The platform treats remote Kubernetes clusters as managed monitoring locations capable of hosting active measurement applications such as perfSONAR Testpoints and SmokePing instances. Once onboarded, these clusters become part of a centrally managed monitoring infrastructure where applications can be deployed, upgraded and maintained through a single nmaas portal. This operational model reduces the complexity of managing active monitoring deployments across campuses, edge nodes, regional datacenters and geographically distributed research facilities.

A fundamental design principle of ActiveMon is that monitoring infrastructure should follow the same operational practices as modern cloud-native applications.

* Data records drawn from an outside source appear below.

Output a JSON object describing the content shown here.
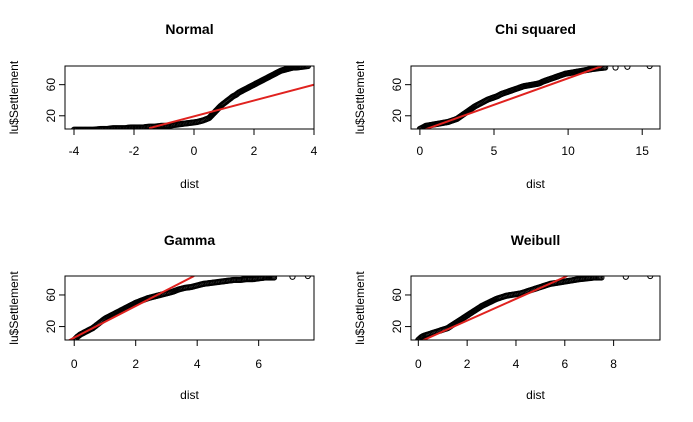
{
  "chart_data": [
    {
      "type": "scatter",
      "title": "Normal",
      "xlabel": "dist",
      "ylabel": "lu$Settlement",
      "xlim": [
        -4.3,
        4.0
      ],
      "ylim": [
        3,
        84
      ],
      "xticks": [
        -4,
        -2,
        0,
        2,
        4
      ],
      "yticks": [
        20,
        60
      ],
      "series": [
        {
          "type": "points",
          "x": [
            -4.0,
            -3.7,
            -3.4,
            -3.1,
            -2.9,
            -2.7,
            -2.5,
            -2.3,
            -2.1,
            -1.9,
            -1.7,
            -1.5,
            -1.3,
            -1.1,
            -0.9,
            -0.7,
            -0.5,
            -0.3,
            -0.1,
            0.1,
            0.3,
            0.5,
            0.6,
            0.7,
            0.8,
            0.9,
            1.0,
            1.1,
            1.2,
            1.3,
            1.4,
            1.5,
            1.6,
            1.7,
            1.8,
            1.9,
            2.0,
            2.1,
            2.2,
            2.3,
            2.4,
            2.5,
            2.6,
            2.7,
            2.8,
            2.9,
            3.0,
            3.1,
            3.2,
            3.3,
            3.4,
            3.6,
            3.8
          ],
          "y": [
            2,
            2,
            2,
            3,
            3,
            4,
            4,
            4,
            5,
            5,
            5,
            6,
            6,
            7,
            7,
            8,
            9,
            10,
            11,
            12,
            14,
            17,
            21,
            25,
            29,
            33,
            36,
            39,
            42,
            45,
            47,
            50,
            52,
            54,
            56,
            58,
            60,
            62,
            64,
            66,
            68,
            70,
            72,
            74,
            76,
            78,
            79,
            80,
            81,
            82,
            82,
            83,
            84
          ]
        },
        {
          "type": "line",
          "x": [
            -1.5,
            4.0
          ],
          "y": [
            4,
            60
          ]
        }
      ]
    },
    {
      "type": "scatter",
      "title": "Chi squared",
      "xlabel": "dist",
      "ylabel": "lu$Settlement",
      "xlim": [
        -0.6,
        16.2
      ],
      "ylim": [
        3,
        84
      ],
      "xticks": [
        0,
        5,
        10,
        15
      ],
      "yticks": [
        20,
        60
      ],
      "series": [
        {
          "type": "points",
          "x": [
            0,
            0.2,
            0.4,
            0.7,
            1.0,
            1.3,
            1.6,
            1.9,
            2.2,
            2.5,
            2.8,
            3.1,
            3.4,
            3.7,
            4.0,
            4.3,
            4.6,
            4.9,
            5.2,
            5.5,
            5.8,
            6.1,
            6.4,
            6.7,
            7.0,
            7.3,
            7.6,
            7.9,
            8.1,
            8.3,
            8.6,
            8.9,
            9.2,
            9.5,
            9.8,
            10.1,
            10.4,
            10.7,
            11.0,
            11.3,
            11.6,
            12.0,
            12.5,
            13.2,
            14.0,
            15.5
          ],
          "y": [
            3,
            5,
            7,
            8,
            9,
            10,
            11,
            12,
            14,
            16,
            20,
            24,
            28,
            32,
            35,
            38,
            41,
            43,
            45,
            48,
            50,
            52,
            54,
            56,
            58,
            59,
            60,
            61,
            62,
            64,
            66,
            68,
            70,
            72,
            74,
            75,
            76,
            77,
            78,
            79,
            80,
            81,
            82,
            82,
            83,
            84
          ]
        },
        {
          "type": "line",
          "x": [
            0,
            12.3
          ],
          "y": [
            0,
            84
          ]
        }
      ]
    },
    {
      "type": "scatter",
      "title": "Gamma",
      "xlabel": "dist",
      "ylabel": "lu$Settlement",
      "xlim": [
        -0.3,
        7.8
      ],
      "ylim": [
        3,
        84
      ],
      "xticks": [
        0,
        2,
        4,
        6
      ],
      "yticks": [
        20,
        60
      ],
      "series": [
        {
          "type": "points",
          "x": [
            0,
            0.1,
            0.2,
            0.3,
            0.4,
            0.5,
            0.6,
            0.7,
            0.8,
            0.9,
            1.0,
            1.2,
            1.4,
            1.6,
            1.8,
            2.0,
            2.2,
            2.4,
            2.6,
            2.8,
            3.0,
            3.2,
            3.4,
            3.6,
            3.8,
            4.0,
            4.2,
            4.4,
            4.6,
            4.8,
            5.0,
            5.2,
            5.4,
            5.6,
            5.8,
            6.0,
            6.2,
            6.5,
            7.1,
            7.6
          ],
          "y": [
            3,
            7,
            10,
            12,
            14,
            16,
            18,
            21,
            24,
            27,
            30,
            34,
            38,
            42,
            46,
            50,
            53,
            56,
            58,
            60,
            62,
            64,
            67,
            69,
            70,
            72,
            74,
            75,
            76,
            77,
            78,
            79,
            79,
            80,
            80,
            81,
            82,
            82,
            83,
            84
          ]
        },
        {
          "type": "line",
          "x": [
            -0.3,
            3.9
          ],
          "y": [
            0,
            84
          ]
        }
      ]
    },
    {
      "type": "scatter",
      "title": "Weibull",
      "xlabel": "dist",
      "ylabel": "lu$Settlement",
      "xlim": [
        -0.3,
        9.9
      ],
      "ylim": [
        3,
        84
      ],
      "xticks": [
        0,
        2,
        4,
        6,
        8
      ],
      "yticks": [
        20,
        60
      ],
      "series": [
        {
          "type": "points",
          "x": [
            0,
            0.1,
            0.2,
            0.4,
            0.6,
            0.8,
            1.0,
            1.2,
            1.4,
            1.6,
            1.8,
            2.0,
            2.2,
            2.4,
            2.6,
            2.8,
            3.0,
            3.2,
            3.4,
            3.6,
            3.8,
            4.0,
            4.2,
            4.4,
            4.6,
            4.8,
            5.0,
            5.2,
            5.4,
            5.6,
            5.8,
            6.0,
            6.2,
            6.4,
            6.6,
            6.9,
            7.2,
            7.5,
            8.5,
            9.5
          ],
          "y": [
            3,
            6,
            8,
            10,
            12,
            14,
            16,
            18,
            22,
            26,
            30,
            34,
            38,
            42,
            46,
            49,
            52,
            55,
            57,
            59,
            60,
            61,
            62,
            64,
            66,
            68,
            70,
            72,
            74,
            75,
            76,
            77,
            78,
            79,
            80,
            81,
            82,
            82,
            83,
            84
          ]
        },
        {
          "type": "line",
          "x": [
            0,
            6.1
          ],
          "y": [
            0,
            84
          ]
        }
      ]
    }
  ]
}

Configuration changes are therefore managed through GitOps workflows, allowing measurement schedules, application settings and monitoring definitions to be version controlled, reviewed and automatically synchronized to running deployments. The result is improved traceability, reproducibility and consistency across large-scale monitoring environments while minimizing configuration drift between locations.

Active monitoring deployments frequently operate in heterogeneous network environments where measurement accuracy depends on the selected network path. For this reason, ActiveMon supports multiple deployment models including Kubernetes networking, host networking and Multus-based secondary interfaces. These options allow measurements to traverse the intended physical network paths and enable deployments in environments where dedicated interfaces, VLANs or complex routing policies are required.

The Getting Started guide explains the process of onboarding remote clusters, configuring secure access, managing application configuration through GitOps workflows and deploying active monitoring applications in both standard and advanced networking topologies.